Counting on Change: A Banker’s Story

A lot of people hate change. We don’t. Clearly. But this short story of our trip (hard to call it more than a trip after only 10 months) to Louisiana is a bittersweet ending. The whole point of being around family doesn’t really matter if you’re jobless…

It was a sunny Wednesday around noon. I found myself sitting in the home improvement store parking lot, parked in my truck shoveling down value menu fast food items for the second time that week. I had to get back to the office and sit at the computer to finish up my underwriting and then combine 8 different documents for a credit decision that I knew was thin. That’s not necessarily the tipping point, but that was certainly a sign that this job I took to get our family to be closer to family might not have been the right decision.

But decisions are made every single day. Some affect us in profound ways, some affect us in small ways we never notice. And others may affect the people around us more than ourselves. I choose to believe the latter.

I believe in fate in an extent. I believe in the path put before us to a much higher degree. Our past decisions all culminate to our current place. And I look around and see a lot of good things. I see a grandfather who clearly loves the way his granddaughter looks up to him. I see an uncle stepping into a role I don’t know if any of us thought he might take. I see all this potential wrapped up in a cute little package, complete with a bow on top, just changing people left and right.

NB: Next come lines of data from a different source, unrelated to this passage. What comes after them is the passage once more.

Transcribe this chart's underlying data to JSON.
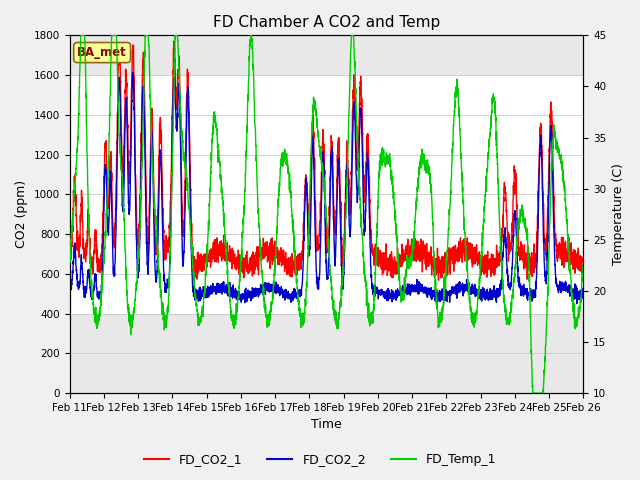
{
  "title": "FD Chamber A CO2 and Temp",
  "xlabel": "Time",
  "ylabel_left": "CO2 (ppm)",
  "ylabel_right": "Temperature (C)",
  "ylim_left": [
    0,
    1800
  ],
  "ylim_right": [
    10,
    45
  ],
  "xtick_labels": [
    "Feb 11",
    "Feb 12",
    "Feb 13",
    "Feb 14",
    "Feb 15",
    "Feb 16",
    "Feb 17",
    "Feb 18",
    "Feb 19",
    "Feb 20",
    "Feb 21",
    "Feb 22",
    "Feb 23",
    "Feb 24",
    "Feb 25",
    "Feb 26"
  ],
  "legend_labels": [
    "FD_CO2_1",
    "FD_CO2_2",
    "FD_Temp_1"
  ],
  "line_colors": [
    "#ff0000",
    "#0000cc",
    "#00cc00"
  ],
  "watermark_text": "BA_met",
  "watermark_bg": "#ffff99",
  "watermark_border": "#8B6914",
  "bg_outer": "#f0f0f0",
  "bg_plot": "#e8e8e8",
  "band_white_co2": [
    400,
    1600
  ],
  "yticks_left": [
    0,
    200,
    400,
    600,
    800,
    1000,
    1200,
    1400,
    1600,
    1800
  ],
  "yticks_right": [
    10,
    15,
    20,
    25,
    30,
    35,
    40,
    45
  ],
  "title_fontsize": 11,
  "axis_label_fontsize": 9,
  "tick_fontsize": 7.5,
  "line_width": 1.0,
  "legend_fontsize": 9
}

Some days it’s the lady in the restaurant who stops to tell us how beautiful our baby is. Some days it’s all mine when I witness something for the first time and truly have a sense of legacy. That I taught another human some small thing. How to press a piano key, for instance. Not like I taught her Beethoven, but my smile is just as genuine.

All things regarding happiness in life are connected. I choose to look at life from the aspect of a four-legged chair where if one leg falls the foundation is coming down with it. I think the Greek philosophers may have referred to four pillars in a similar manner. Mind, Body, Spirit and Social Interaction are those pillars or legs of my chair and I’ve been getting a Cobra Kai “sweep the leg” from Spirits’s corner for 10 months.

Americans spend an average of 8.9 hours working a day at 49 weeks a year at 5 days a week. I won’t do the math for you, but that’s a lot of unhappiness over the course of 10 months. It was time to enact change.

We explored our options to stay in Shreveport. Both of us went on interviews to see what the possibilities of staying might be. After all, the whole reason we moved here was to be close to family and raise Emerson around her kin.

We’ve prayed for patience and guidance. Together we asked that our path be illuminated clearly. We had sacrificed a great number of things to get Emerson to Shreveport, and we’re humbly not asking for all of those things back. Just a solid foundation in our chair of happiness. Okay, I see why philosophers chose “pillars” over “chair” now.

In the end, those opportunities came in waves and they all pushed us back to Dallas. Through months of this process and after some dumb luck, I landed a job doing what I’m truly good at in a place I’ve always longed to work.

I always teased Jess that I wanted Emerson to be born in Texas just in case the state seceded from the union. That way she and I could go back and we’d leave her behind. Well, we’re all moving back as a family to the place we started.